I wish my grandma would stop using the phrase "he pulled out" when she's talking about her contractor quitting his job.
okay I may or may not have wrapped my body pillow up in your t-shirt and sprayed it with your axe and am now spooning with it.
again? I'm starting to get a little creeped out now.
the general consensus of people in the room is that i should have another bottle of wine.
"people in the room" being me.
Walk-of-shaming home from Brooklyn in a Jesus costume that has "what wouldn't Jesus do" written on the robe.
just cockblocked my boss's 17 year old son at the Christmas party
i left with the words "thank you for undersanding my sluttiness"
I saw Nicolas Cage's face in the moon. Those were good shrooms.
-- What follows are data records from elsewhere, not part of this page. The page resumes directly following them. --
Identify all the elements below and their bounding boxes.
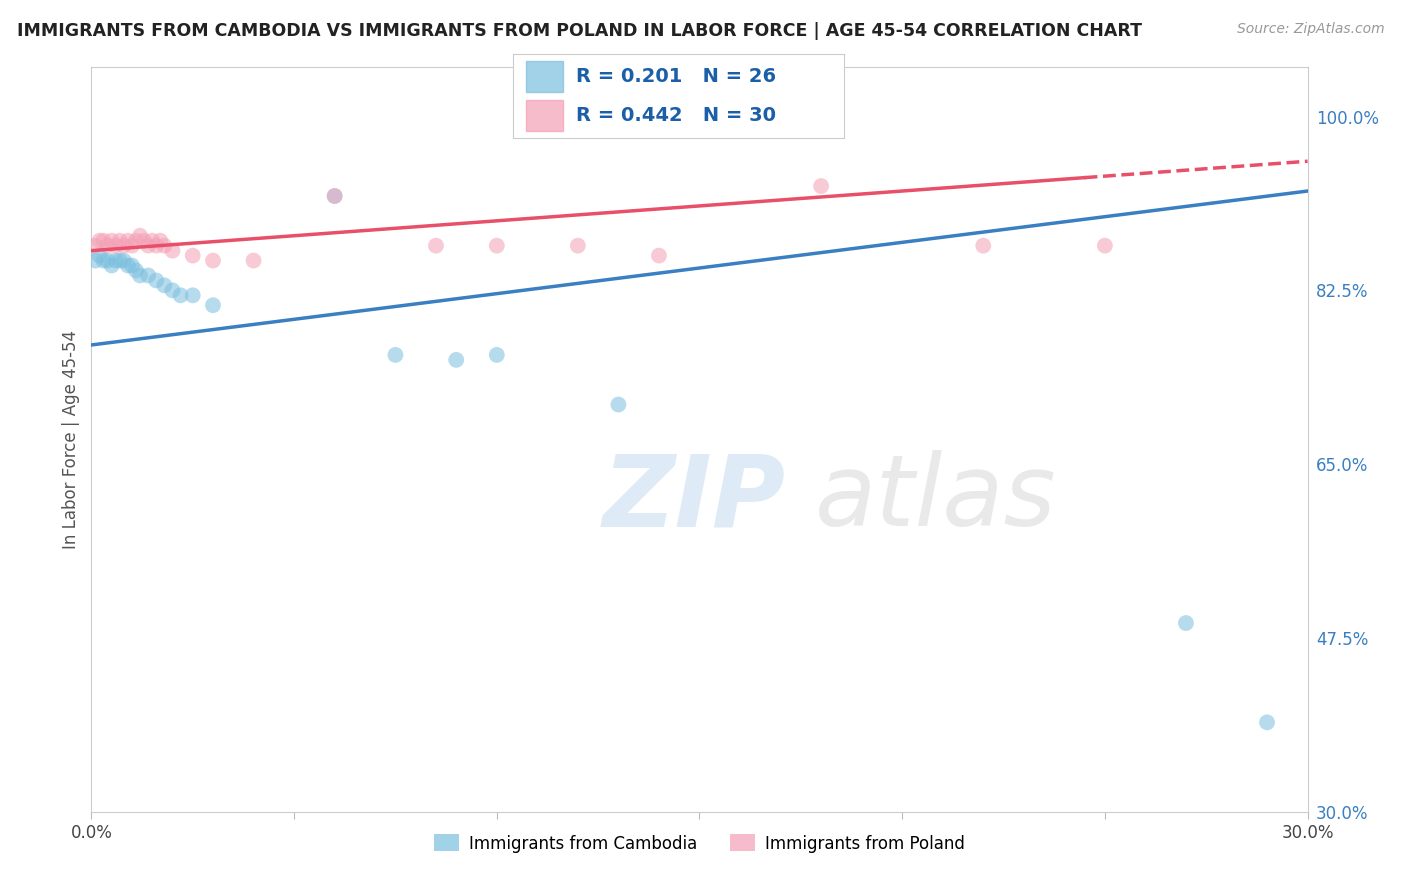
Point (89, 234, 111, 248)
Point (567, 238, 589, 252)
Point (169, 288, 191, 302)
Text: atlas: atlas (815, 450, 1057, 548)
Point (202, 298, 225, 312)
Point (444, 352, 467, 367)
Point (323, 189, 346, 203)
Point (93, 234, 115, 248)
Point (112, 253, 135, 268)
Point (485, 348, 508, 362)
Point (1175, 615, 1198, 630)
Point (810, 179, 832, 194)
Point (112, 238, 135, 252)
Point (425, 238, 447, 252)
Point (323, 189, 346, 203)
Point (125, 263, 148, 277)
Point (162, 284, 184, 298)
Point (121, 259, 143, 273)
Text: IMMIGRANTS FROM CAMBODIA VS IMMIGRANTS FROM POLAND IN LABOR FORCE | AGE 45-54 CO: IMMIGRANTS FROM CAMBODIA VS IMMIGRANTS F… (17, 22, 1142, 40)
Point (97, 253, 120, 268)
Y-axis label: In Labor Force | Age 45-54: In Labor Force | Age 45-54 (62, 330, 80, 549)
Point (202, 253, 225, 268)
Point (136, 238, 159, 252)
Point (108, 253, 131, 268)
Point (1256, 715, 1278, 730)
Point (108, 234, 131, 248)
Point (117, 259, 139, 273)
Point (129, 268, 152, 283)
Point (648, 249, 671, 263)
Point (104, 253, 127, 268)
Point (153, 278, 176, 293)
Point (141, 234, 163, 248)
Text: R = 0.442   N = 30: R = 0.442 N = 30 (576, 106, 776, 125)
Point (84, 253, 107, 268)
Point (125, 234, 148, 248)
Point (129, 228, 152, 243)
Point (104, 238, 127, 252)
Point (89, 249, 111, 263)
Bar (526, 62, 562, 92)
Text: ZIP: ZIP (602, 450, 785, 548)
Text: Source: ZipAtlas.com: Source: ZipAtlas.com (1237, 22, 1385, 37)
Point (607, 398, 630, 412)
Point (181, 288, 204, 302)
Point (145, 238, 167, 252)
Point (117, 234, 139, 248)
Point (100, 234, 122, 248)
Point (1094, 238, 1116, 252)
Point (121, 238, 143, 252)
Point (136, 268, 159, 283)
Point (100, 259, 122, 273)
Point (384, 348, 406, 362)
Point (84, 238, 107, 252)
Point (132, 234, 155, 248)
Text: R = 0.201   N = 26: R = 0.201 N = 26 (576, 67, 776, 86)
Point (153, 238, 176, 252)
Point (149, 234, 172, 248)
Legend: Immigrants from Cambodia, Immigrants from Poland: Immigrants from Cambodia, Immigrants fro… (427, 828, 972, 859)
Point (181, 249, 204, 263)
Point (485, 238, 508, 252)
Bar (526, 100, 562, 130)
Point (242, 253, 264, 268)
Point (93, 253, 115, 268)
Point (972, 238, 994, 252)
Point (162, 244, 184, 258)
Point (97, 238, 120, 252)
Point (145, 273, 167, 287)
Just saw some dude tumble down the stairs of the bar while leaving...fist pump...and then sprint down the road
that is terrible, if I can't drink Gatorade when I'm hungover I don't wanna live in this world. that's like denying wild rams to run free in the wild and frolic
Our conversation concluded a weekly schedule of casual sex in between classes.
That moment when the line ‘If you want a hot body you better work bitch’ in Britney Spears’ new song comes on as you’re using two forks to shovel enchilada into your mouth.
You FaceTimed me at three in the morning while you were peeing. Your eyes were glazed over and you showed me your bellybutton.
Me and my girlfriend were watching porn together..... it got awkward cause I kept getting notifications from my family on Facebook
My neighbour just came round to ask why we posted a spatula through his door at 3am. What do I tell him??